Следующая, третья ступень — родительская любовь, представленная в христианстве образом рождественской колыбели. На этом уровне человек вынашивает в своем сердце божественное дитя — собственное духовное пробуждение к вечной жизни. Такую любовь имел в виду мистик Майстер Экхарт, когда говорил своей пастве: «Господу приятнее рождаться духовно в отдельной девственной, благой душе, нежели даже родиться телесно от Пресвятой Марии. Высшая цель Господа — рождение, и Он недоволен, пока не родится в нас Его Сын». В индуизме та же ступень выражена распространенным поклонением непослушному малолетнему «воришке» Кришне, родившемуся и воспитанному среди пастухов. В наше время неплохим примером может послужить уже упоминавшийся случай, когда к индийскому святому и мудрецу Рамакришне пришла обеспокоенная женщина и сказала: «О мудрец, я не испытываю любви к богу». — «А вы вообще кого-то любите? — спросил Рамакришна. Женщина ответила, что любит своего племянника. Тогда Рамакришна изрек: «Ваша любовь и забота о нем и будет любовью к богу».
Четвертая ступень — супружеская любовь. Католические монахини носят обручальные кольца как символ духовного брака с Христом. Любой брак по любви является духовным, как сказано в Новом Завете: «И будут двое одна плоть» (Еф. 5:31). Главным сокровищем становится уже не самостоятельное отдельное существование, не собственная личность, а единство двоих и общая жизнь. В Индии жена должна поклоняться мужу как господу, это является мерилом степени ее набожности (при этом, правда, в обязанностях супруга перед женой ничего подобного нет).
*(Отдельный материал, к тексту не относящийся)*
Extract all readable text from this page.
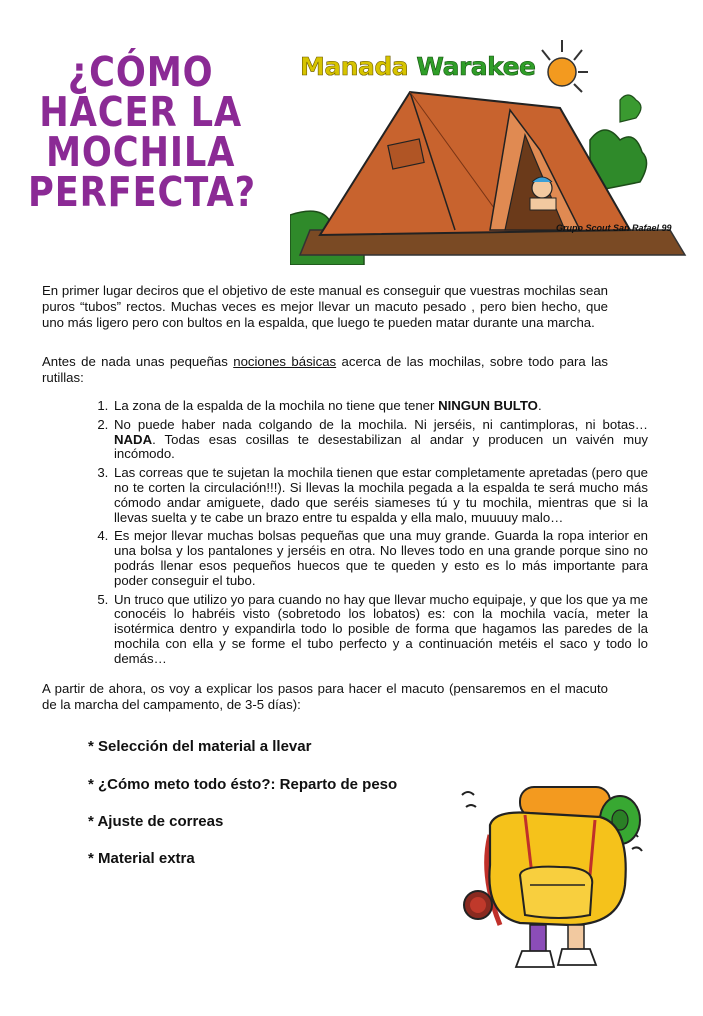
¿CÓMO
HACER LA
MOCHILA
PERFECTA?
Manada Warakee
Grupo Scout San Rafael 99
En primer lugar deciros que el objetivo de este manual es conseguir que vuestras mochilas sean puros “tubos” rectos. Muchas veces es mejor llevar un macuto pesado , pero bien hecho, que uno más ligero pero con bultos en la espalda, que luego te pueden matar durante una marcha.
Antes de nada unas pequeñas nociones básicas acerca de las mochilas, sobre todo para las rutillas:
1. La zona de la espalda de la mochila no tiene que tener NINGUN BULTO.
2. No puede haber nada colgando de la mochila. Ni jerséis, ni cantimploras, ni botas… NADA. Todas esas cosillas te desestabilizan al andar y producen un vaivén muy incómodo.
3. Las correas que te sujetan la mochila tienen que estar completamente apretadas (pero que no te corten la circulación!!!). Si llevas la mochila pegada a la espalda te será mucho más cómodo andar amiguete, dado que seréis siameses tú y tu mochila, mientras que si la llevas suelta y te cabe un brazo entre tu espalda y ella malo, muuuuy malo…
4. Es mejor llevar muchas bolsas pequeñas que una muy grande. Guarda la ropa interior en una bolsa y los pantalones y jerséis en otra. No lleves todo en una grande porque sino no podrás llenar esos pequeños huecos que te queden y esto es lo más importante para poder conseguir el tubo.
5. Un truco que utilizo yo para cuando no hay que llevar mucho equipaje, y que los que ya me conocéis lo habréis visto (sobretodo los lobatos) es: con la mochila vacía, meter la isotérmica dentro y expandirla todo lo posible de forma que hagamos las paredes de la mochila con ella y se forme el tubo perfecto y a continuación metéis el saco y todo lo demás…
A partir de ahora, os voy a explicar los pasos para hacer el macuto (pensaremos en el macuto de la marcha del campamento, de 3-5 días):
* Selección del material a llevar
* ¿Cómo meto todo ésto?: Reparto de peso
* Ajuste de correas
* Material extra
Какой же является, по мнению индийцев, пятая, высшая ступень любви? Это любовь страстная и запретная. В браке человек по-прежнему следует велениям рассудка, наслаждается мирскими благами, мечтает о достатке, высоком положении в обществе и всем прочем. Не стоит забывать, что на Востоке брак является договоренностью между родителями супругов и потому не имеет ничего общего с тем, что называют любовью на Западе. В этих обстоятельствах приступ страстной любви может быть только незаконным; он разрушает должный порядок добродетельной жизни. Цель такой любви полностью совпадает с мечтой мотылька из сравнения Халладжа: сгореть в пламени любви. В легенде о боге Кришне описано предание о страстном взаимном увлечении бога в облике юноши и его смертной любовницы, замужней Радхи. Можно процитировать и другие слова мистика Рамакришны, который всю жизнь был предан богине Кали: «Если так сильно любишь Бога и готов пожертвовать всем, лишь бы увидеть Его лицо, достаточно сказать: “Боже, откройся!” — и Он должен будет непременно ответить».
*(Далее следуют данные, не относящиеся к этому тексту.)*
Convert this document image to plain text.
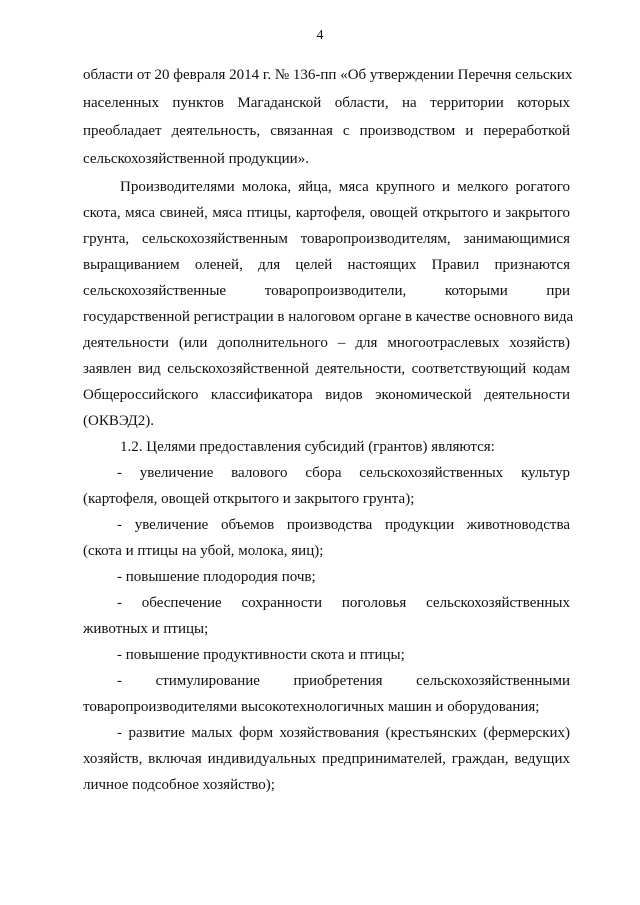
4
области от 20 февраля 2014 г. № 136-пп «Об утверждении Перечня сельских
населенных пунктов Магаданской области, на территории которых
преобладает деятельность, связанная с производством и переработкой
сельскохозяйственной продукции».
Производителями молока, яйца, мяса крупного и мелкого рогатого
скота, мяса свиней, мяса птицы, картофеля, овощей открытого и закрытого
грунта, сельскохозяйственным товаропроизводителям, занимающимися
выращиванием оленей, для целей настоящих Правил признаются
сельскохозяйственные товаропроизводители, которыми при
государственной регистрации в налоговом органе в качестве основного вида
деятельности (или дополнительного – для многоотраслевых хозяйств)
заявлен вид сельскохозяйственной деятельности, соответствующий кодам
Общероссийского классификатора видов экономической деятельности
(ОКВЭД2).
1.2. Целями предоставления субсидий (грантов) являются:
- увеличение валового сбора сельскохозяйственных культур
(картофеля, овощей открытого и закрытого грунта);
- увеличение объемов производства продукции животноводства
(скота и птицы на убой, молока, яиц);
- повышение плодородия почв;
- обеспечение сохранности поголовья сельскохозяйственных
животных и птицы;
- повышение продуктивности скота и птицы;
- стимулирование приобретения сельскохозяйственными
товаропроизводителями высокотехнологичных машин и оборудования;
- развитие малых форм хозяйствования (крестьянских (фермерских)
хозяйств, включая индивидуальных предпринимателей, граждан, ведущих
личное подсобное хозяйство);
Там же, в Индии, существует образ Кришны, игравшего по ночам на флейте в лесу Вриндаван. Колдовская мелодия заставляла юных жен тайком выбираться из супружеских постелей и, прокравшись по залитому лунным светом лесу, всю ночь напролет танцевать с прекрасным юным богом и предаваться неземному блаженству.
Основная мысль заключается в том, что внезапный приступ любви возносит человека над временными законами и отношениями, имеющими силу только в выдуманном мире кажущейся обособленности и многообразия. Святой Бернар Клервоский развивал эту мысль в своих проповедях и полагал, что библейский текст «Песни песней» выражает тоску души по Богу, выходящую за рамки людских законов и рассудка. Более того, мучительная разница между двумя противоречивыми опорами нравственных обязательств — разумом с одной стороны и страстью с другой — с самого начала причиняла немало хлопот христианским богословам. «Плоть желает противного духу, — писал, например, святой Павел, — а дух — противного плоти» (Гал. 5:17).
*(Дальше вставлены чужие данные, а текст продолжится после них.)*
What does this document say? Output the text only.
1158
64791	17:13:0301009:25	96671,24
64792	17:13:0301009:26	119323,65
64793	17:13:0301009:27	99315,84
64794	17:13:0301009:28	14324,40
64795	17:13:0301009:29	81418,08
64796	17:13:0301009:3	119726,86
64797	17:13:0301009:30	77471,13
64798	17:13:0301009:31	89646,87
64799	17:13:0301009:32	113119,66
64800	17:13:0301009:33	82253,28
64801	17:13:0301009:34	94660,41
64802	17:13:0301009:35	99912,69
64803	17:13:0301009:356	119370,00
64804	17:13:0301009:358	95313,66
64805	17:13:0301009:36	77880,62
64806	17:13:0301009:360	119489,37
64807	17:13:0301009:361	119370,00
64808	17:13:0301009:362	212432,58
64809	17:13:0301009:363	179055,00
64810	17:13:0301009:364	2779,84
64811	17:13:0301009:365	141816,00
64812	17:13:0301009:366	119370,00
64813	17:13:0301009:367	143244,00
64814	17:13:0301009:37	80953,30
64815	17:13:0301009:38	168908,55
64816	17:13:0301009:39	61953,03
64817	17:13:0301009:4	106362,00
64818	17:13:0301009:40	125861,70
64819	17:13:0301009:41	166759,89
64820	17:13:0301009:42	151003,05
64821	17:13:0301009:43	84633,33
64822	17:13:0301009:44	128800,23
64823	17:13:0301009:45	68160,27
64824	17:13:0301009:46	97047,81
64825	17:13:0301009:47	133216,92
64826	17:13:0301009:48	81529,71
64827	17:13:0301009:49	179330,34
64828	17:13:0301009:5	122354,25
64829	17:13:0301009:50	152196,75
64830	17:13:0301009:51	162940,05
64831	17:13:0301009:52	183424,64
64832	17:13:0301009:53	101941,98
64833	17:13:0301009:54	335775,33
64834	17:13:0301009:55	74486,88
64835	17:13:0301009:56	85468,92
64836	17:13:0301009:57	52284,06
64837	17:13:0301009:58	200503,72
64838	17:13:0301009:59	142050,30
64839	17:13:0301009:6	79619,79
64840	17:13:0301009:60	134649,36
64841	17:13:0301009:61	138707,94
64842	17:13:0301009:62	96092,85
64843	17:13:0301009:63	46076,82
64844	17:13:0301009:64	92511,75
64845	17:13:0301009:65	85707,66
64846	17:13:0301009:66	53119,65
Современник святого Бернара, Пьер Абеляр, видел высший образец любви Бога к человеку в нисхождении Сына Божьего на землю, где он стал плотью и смиренно принял смерть при распятии. В христианской герменевтике распятие Спасителя всегда вызывало сложности, ведь Иисус, согласно христианской вере, пошел на смерть добровольно. Почему? Одни толкователи времен Абеляра считали, что это была дань сатане, «выкуп» людей из плена нечистого, другие полагали, что Христос расплачивался с Отцом в искупление за грехопадение Адама. Но поступок Иисуса скорее был актом добровольного самопожертвования во имя любви, основанным на стремлении вырвать людей из оков мира и пробудить в них ответную любовь к Богу. По словам Майстера Экхарта, такое проявление любви могло и не причинять Христу мучений: «Для того, кто страдает не во имя любви, страдать есть страдание, и переносить его тяжело. Но кто страдает во имя любви, не страдает вовсе, и муки его в глазах Господа плодотворны».
Сама мысль о нисхождении Бога в мир по велению любви к людям и ради того, чтобы пробудить в человеке ответную любовь, кажется мне полной противоположностью процитированному утверждению святого Павла. На мой взгляд, эта идея означает, что Бог жаждет человеческого преклонения не меньше, чем человек — Божьей благодати. С этой точки зрения образ распятого на кресте истинного Бога и истинного Человека сосредоточивает наше внимание на равноценных условиях взаимной жертвы — брачного договора, а не выкупа в каком-то уголовном смысле. Кроме того, если видеть в распятии не только историческую дату, когда Иисус был казнен на Голгофе, но и трансцендентальную тайну присутствия и участия Бога в терзаниях каждого живого существа, то образ креста можно считать знаком вечного утверждения всего, что было, есть и будет. Вспомним слова Христа, написанные в гностическом Евангелии от Фомы: «Разруби дерево — я там; подними камень, и найдешь меня под ним». В платоновском «Тимее» сказано, что время — это движущийся образ Вечности. Уильям Блейк писал: «Вечность — это любовь, закаленная временем». Вспомним, наконец, отрывок из сочинений Томаса Манна, где он славит человека как «благородную встречу (eine hohe Begegnung) отчаянно стремящихся друг к другу Духа и Природы».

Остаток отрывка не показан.